Monte Verità was the site of an extraordinary utopian community, founded in the beginning of the 20th century on a hill above Ascona, Switzerland. The name was an allusion to historical and fictional traditions in which ‘truth’ is revealed on mountaintops. This was the hill where a number of advocates of utopia lived, loved, thought and built. They sought refuge from the industrialised culture dominating Northern Europe in the form of a countermovement. The aim of the community was the establishment of a society promoting a ‘reform of life’, based on freedom, simplicity, new religious and spiritual values, they practised heliotherapy, naturism and advocated a symbiosis with nature. Their dwellings were to be liberated houses of light and air and their diet natural foods. They rejected authoritarianism, capitalism and sexual taboos. The settlement became a magnet for the convergence of many ideas, movements and experiments.

Donachie’s work is inspired by the anarchists, theosophists, vegetarians, Dadaist poets and bohemians that settled in this community. They included novelist Hermann Hesse, founders of Cabaret Voltaire Hugo Ball and Emmy Hennings, barefoot poet Gusto Grässer and pioneer of the sexual revolution, anti-psychiatrist, Otto Gross. Donachie uses portraiture and landscape to reflect on the reformist philosophies practised in this parallel world, a haven set against the events sweeping across Europe. This veritable ‘return to nature’, of ‘dancing in the meadows’, is caught up in a history they were unable to transform. These crossed destinies are woven through the paintings that intend to reveal how the legacies of Monte Verità come to inform the present via the counterculture of the 1960s.

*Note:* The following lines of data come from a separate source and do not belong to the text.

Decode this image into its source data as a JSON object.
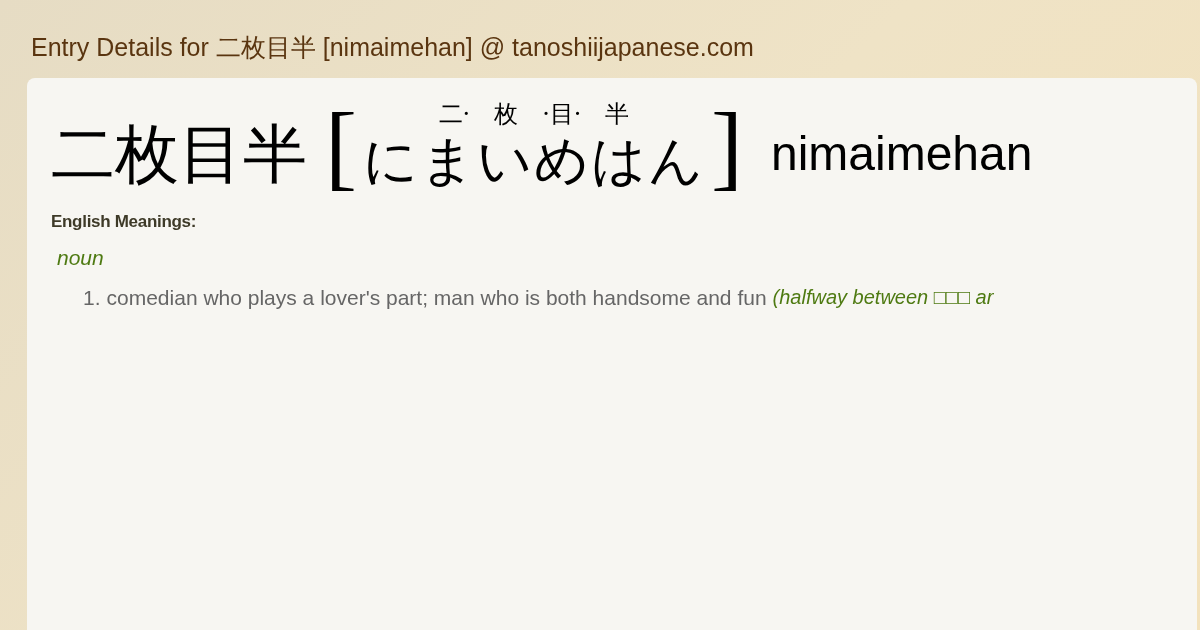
{
  "page_title": "Entry Details for 二枚目半 [nimaimehan] @ tanoshiijapanese.com",
  "entry": {
    "headword": "二枚目半",
    "bracket_open": "[",
    "bracket_close": "]",
    "furigana": "二·　枚　·目·　半",
    "reading": "にまいめはん",
    "romaji": "nimaimehan"
  },
  "meanings_label": "English Meanings:",
  "part_of_speech": "noun",
  "meanings": [
    {
      "number": "1.",
      "text": "comedian who plays a lover's part; man who is both handsome and fun",
      "note": "(halfway between □□□ ar"
    }
  ]
}
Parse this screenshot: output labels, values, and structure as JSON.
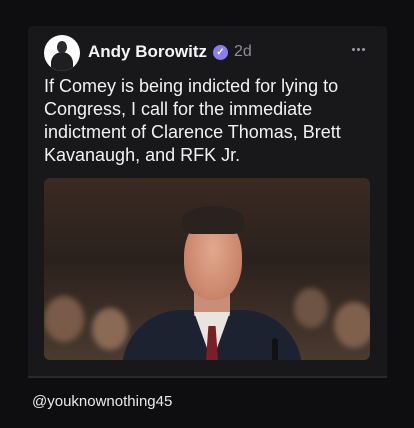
{
  "post": {
    "author": "Andy Borowitz",
    "time_ago": "2d",
    "text": "If Comey is being indicted for lying to Congress, I call for the immediate indictment of Clarence Thomas, Brett Kavanaugh, and RFK Jr.",
    "verified_icon": "verified-check-icon",
    "more_icon": "more-options-icon"
  },
  "watermark": "@youknownothing45",
  "colors": {
    "background": "#0e0e10",
    "card": "#18181b",
    "verified": "#8b7cf0",
    "muted": "#8e8e93"
  }
}
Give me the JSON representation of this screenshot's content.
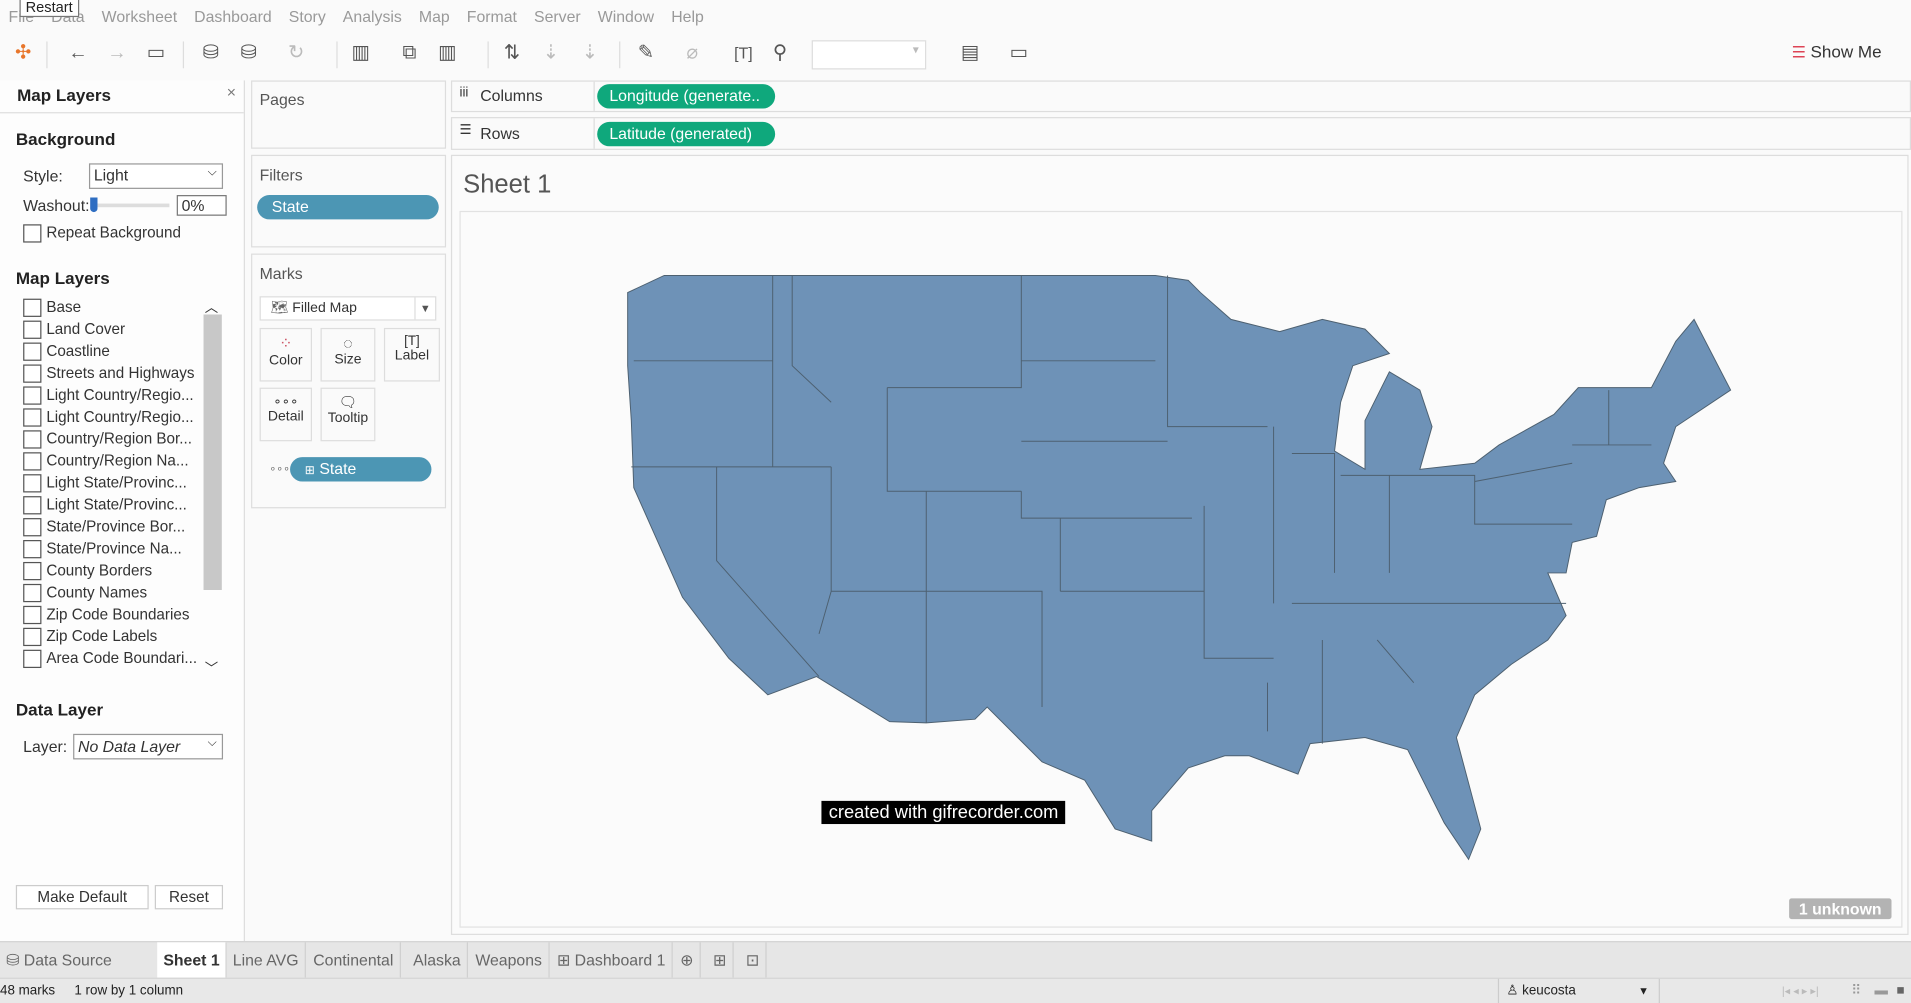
{
  "tooltip": "Restart",
  "menu": [
    "File",
    "Data",
    "Worksheet",
    "Dashboard",
    "Story",
    "Analysis",
    "Map",
    "Format",
    "Server",
    "Window",
    "Help"
  ],
  "toolbar": {
    "show_me": "Show Me"
  },
  "map_layers_panel": {
    "title": "Map Layers",
    "close": "×",
    "background_heading": "Background",
    "style_label": "Style:",
    "style_value": "Light",
    "washout_label": "Washout:",
    "washout_value": "0%",
    "washout_percent": 0,
    "repeat_background": "Repeat Background",
    "layers_heading": "Map Layers",
    "layers": [
      "Base",
      "Land Cover",
      "Coastline",
      "Streets and Highways",
      "Light Country/Regio...",
      "Light Country/Regio...",
      "Country/Region Bor...",
      "Country/Region Na...",
      "Light State/Provinc...",
      "Light State/Provinc...",
      "State/Province Bor...",
      "State/Province Na...",
      "County Borders",
      "County Names",
      "Zip Code Boundaries",
      "Zip Code Labels",
      "Area Code Boundari..."
    ],
    "data_layer_heading": "Data Layer",
    "layer_label": "Layer:",
    "layer_value": "No Data Layer",
    "make_default": "Make Default",
    "reset": "Reset"
  },
  "cards": {
    "pages": "Pages",
    "filters": "Filters",
    "filter_pill": "State",
    "marks": "Marks",
    "mark_type": "Filled Map",
    "mark_buttons": [
      "Color",
      "Size",
      "Label",
      "Detail",
      "Tooltip"
    ],
    "detail_pill": "State"
  },
  "shelves": {
    "columns_label": "Columns",
    "columns_pill": "Longitude (generate..",
    "rows_label": "Rows",
    "rows_pill": "Latitude (generated)"
  },
  "sheet": {
    "title": "Sheet 1",
    "unknown_badge": "1 unknown",
    "watermark": "created with gifrecorder.com",
    "map_fill": "#6e92b7"
  },
  "tabs": [
    "Data Source",
    "Sheet 1",
    "Line AVG",
    "Continental",
    "Alaska",
    "Weapons",
    "Dashboard 1"
  ],
  "status": {
    "marks": "48 marks",
    "dims": "1 row by 1 column",
    "user": "keucosta"
  }
}
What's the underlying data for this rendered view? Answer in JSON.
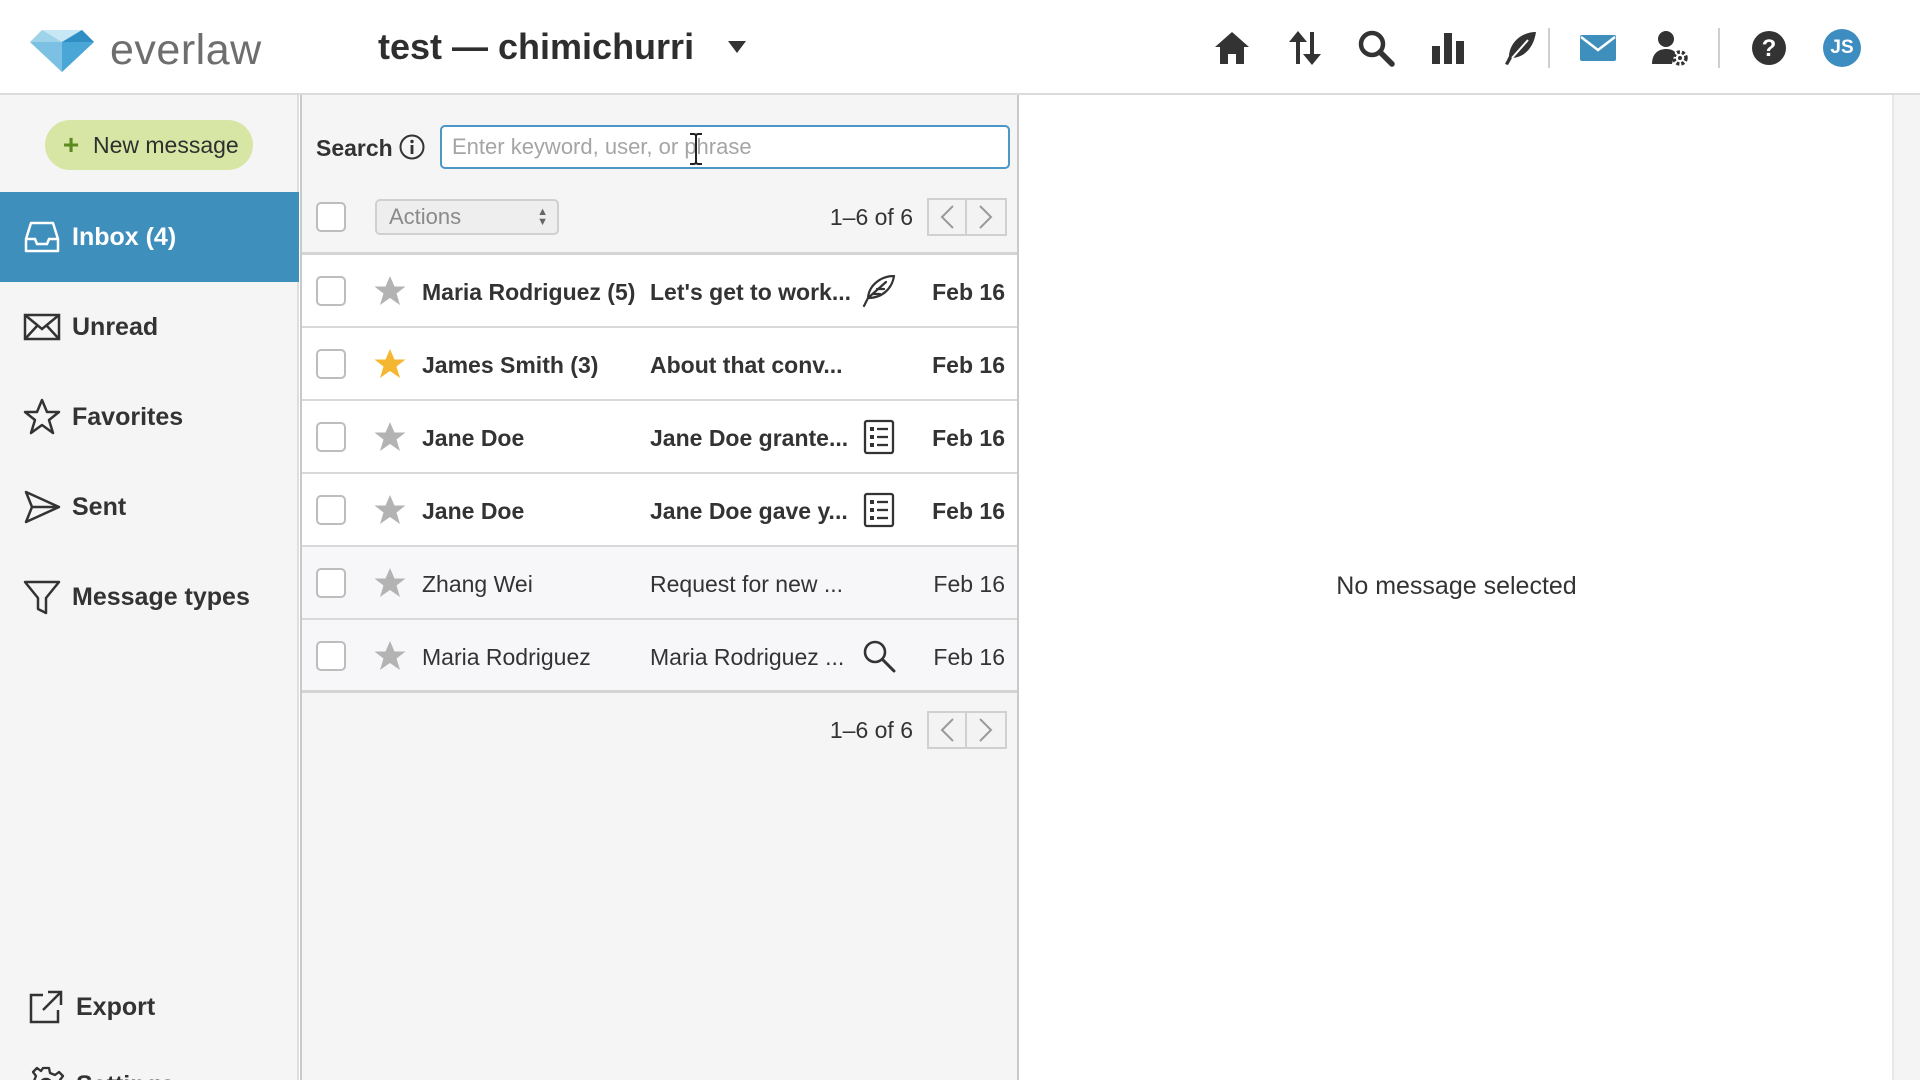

Kaye Donachie has a forthcoming solo exhibition at John Connelly Presents, New York in 2006. Her exhibitions include solo shows at Peres Projects, 2005, Los Angeles and Artists Space, New York, 2004. She will be included in the Tate Triennial in 2006. In 2005 she also participated in Ideal Worlds: New Romanticism in Contemporary Art at the Schirn Kunsthalle, Frankfurt and in the Prague Biennale 1, 2003.